Legal and Ethical Considerations for Coalition Operations in Proximity to Autonomous Weapons Systems: Kaltovia Operational Context

Coalition Legal Advisory Division, IHL and Operational Compliance Branch β€” 14 October 2025
Ref: JAG-2025-0445Date: 14 Oct 2025Originator: CLAD / IHL and OC BranchNote: Advisory β€” not an operational order or legal determinationClass: SECRET // REL COALITION

1. Purpose and Status

This advisory sets out the principal legal and ethical considerations arising from coalition operations in an environment that includes an adversary autonomous area-denial system of the type described in TEC-2025-0998. It is intended to inform planning decisions and to ensure that relevant legal frameworks are visible to operational planners at the appropriate stage of the planning cycle. This document is an advisory product. It does not constitute legal clearance for any specific operation, nor does it substitute for the case-specific legal review that any proposed operation requires prior to execution. Legal frameworks addressed here are living bodies of doctrine subject to ongoing interpretive development.

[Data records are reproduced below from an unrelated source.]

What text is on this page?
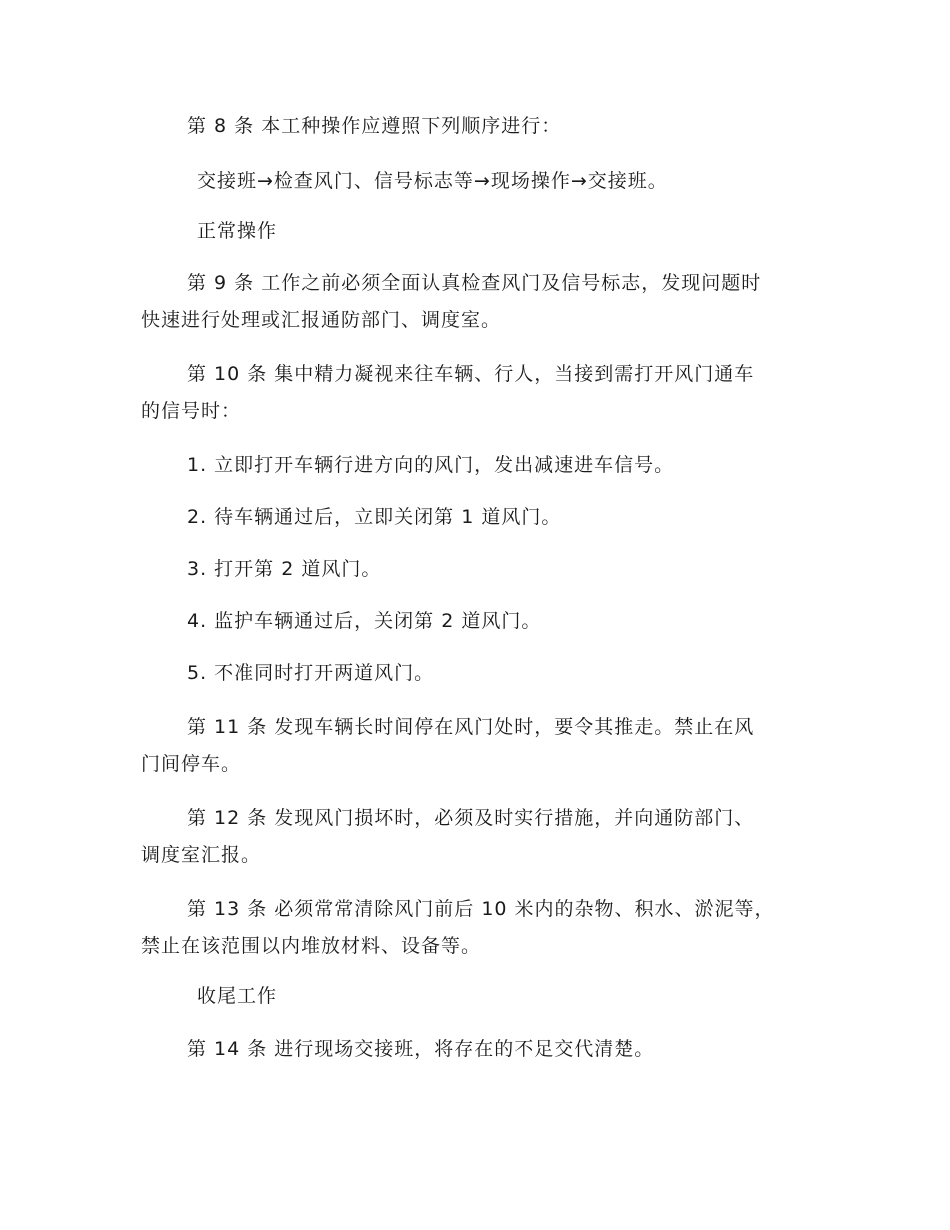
第 8 条 本工种操作应遵照下列顺序进行：
交接班→检查风门、信号标志等→现场操作→交接班。
正常操作
第 9 条 工作之前必须全面认真检查风门及信号标志，发现问题时
快速进行处理或汇报通防部门、调度室。
第 10 条 集中精力凝视来往车辆、行人，当接到需打开风门通车
的信号时：
1. 立即打开车辆行进方向的风门，发出减速进车信号。
2. 待车辆通过后，立即关闭第 1 道风门。
3. 打开第 2 道风门。
4. 监护车辆通过后，关闭第 2 道风门。
5. 不准同时打开两道风门。
第 11 条 发现车辆长时间停在风门处时，要令其推走。禁止在风
门间停车。
第 12 条 发现风门损坏时，必须及时实行措施，并向通防部门、
调度室汇报。
第 13 条 必须常常清除风门前后 10 米内的杂物、积水、淤泥等，
禁止在该范围以内堆放材料、设备等。
收尾工作
第 14 条 进行现场交接班，将存在的不足交代清楚。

2. Applicable Legal Frameworks

Operations in this planning context are governed by the law of armed conflict as codified in the Geneva Conventions (1949) and Additional Protocols (1977) and in customary international humanitarian law. The relevant principles are: distinction (parties must distinguish between combatants and civilians and may only direct attacks against military objectives β€” AP I, Art. 48 and Art. 52); proportionality (anticipated civilian harm must not be excessive relative to expected military advantage β€” AP I, Art. 51(5)(b)); precaution (all feasible precautions must be taken to avoid or minimise civilian casualties β€” AP I, Art. 57); and necessity (force may only be used to the extent required to achieve a legitimate military objective β€” customary norm, reflected in AP I, Art. 35). These principles apply with particular acuity where operations involve or foreseeably trigger an autonomous system with an assessed civilian misidentification rate.

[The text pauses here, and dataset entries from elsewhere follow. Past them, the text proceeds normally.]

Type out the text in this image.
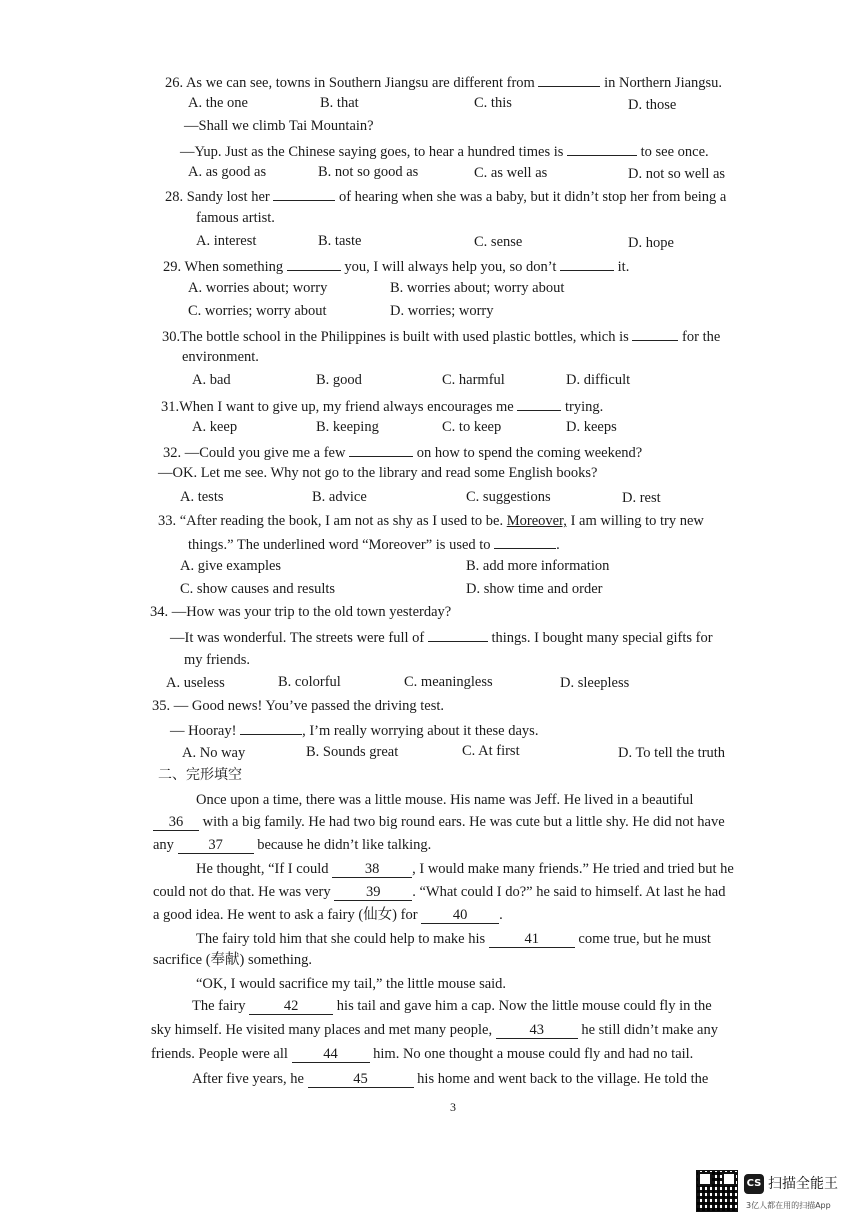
26. As we can see, towns in Southern Jiangsu are different from	in Northern Jiangsu.
A. the one	B. that	C. this	D. those
—Shall we climb Tai Mountain?
—Yup. Just as the Chinese saying goes, to hear a hundred times is	to see once.
A. as good as	B. not so good as	C. as well as	D. not so well as
28. Sandy lost her	of hearing when she was a baby, but it didn’t stop her from being a
famous artist.
A. interest	B. taste	C. sense	D. hope
29. When something	you, I will always help you, so don’t	it.
A. worries about; worry	B. worries about; worry about
C. worries; worry about	D. worries; worry
30.The bottle school in the Philippines is built with used plastic bottles, which is	for the
environment.
A. bad	B. good	C. harmful	D. difficult
31.When I want to give up, my friend always encourages me	trying.
A. keep	B. keeping	C. to keep	D. keeps
32. —Could you give me a few	on how to spend the coming weekend?
—OK. Let me see. Why not go to the library and read some English books?
A. tests	B. advice	C. suggestions	D. rest
33. “After reading the book, I am not as shy as I used to be. Moreover, I am willing to try new
things.” The underlined word “Moreover” is used to	.
A. give examples	B. add more information
C. show causes and results	D. show time and order
34. —How was your trip to the old town yesterday?
—It was wonderful. The streets were full of	things. I bought many special gifts for
my friends.
A. useless	B. colorful	C. meaningless	D. sleepless
35. — Good news! You’ve passed the driving test.
— Hooray!	, I’m really worrying about it these days.
A. No way	B. Sounds great	C. At first	D. To tell the truth
二、完形填空
Once upon a time, there was a little mouse. His name was Jeff. He lived in a beautiful
36 with a big family. He had two big round ears. He was cute but a little shy. He did not have
any 37 because he didn’t like talking.
He thought, “If I could	38 , I would make many friends.” He tried and tried but he
could not do that. He was very 39 . “What could I do?” he said to himself. At last he had
a good idea. He went to ask a fairy (仙女) for 40 .
The fairy told him that she could help to make his	41	come true, but he must
sacrifice (奉献) something.
“OK, I would sacrifice my tail,” the little mouse said.
The fairy	42	his tail and gave him a cap. Now the little mouse could fly in the
sky himself. He visited many places and met many people,	43	he still didn’t make any
friends. People were all 44 him. No one thought a mouse could fly and had no tail.
After five years, he	45	his home and went back to the village. He told the
3
CS 扫描全能王
3亿人都在用的扫描App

The concept of meaningful human control over lethal force is addressed across multiple instruments and processes including the REAIM Declaration (2022, 2024), the UN Group of Governmental Experts on LAWS (2014–present), and the Political Declaration on Responsible Military Use of AI (2023). While these instruments do not create binding treaty obligations in their current form, they represent the emerging international consensus and inform the interpretive environment within which coalition operations are assessed. The common thread: decisions to use lethal force should not be wholly delegated to automated systems where human review of individual targets is feasible. A system designed to engage without operator review of individual engagements β€” as Site-7 is assessed to be β€” raises compliance questions that cannot be resolved by reference to the adversary’s technical choices alone.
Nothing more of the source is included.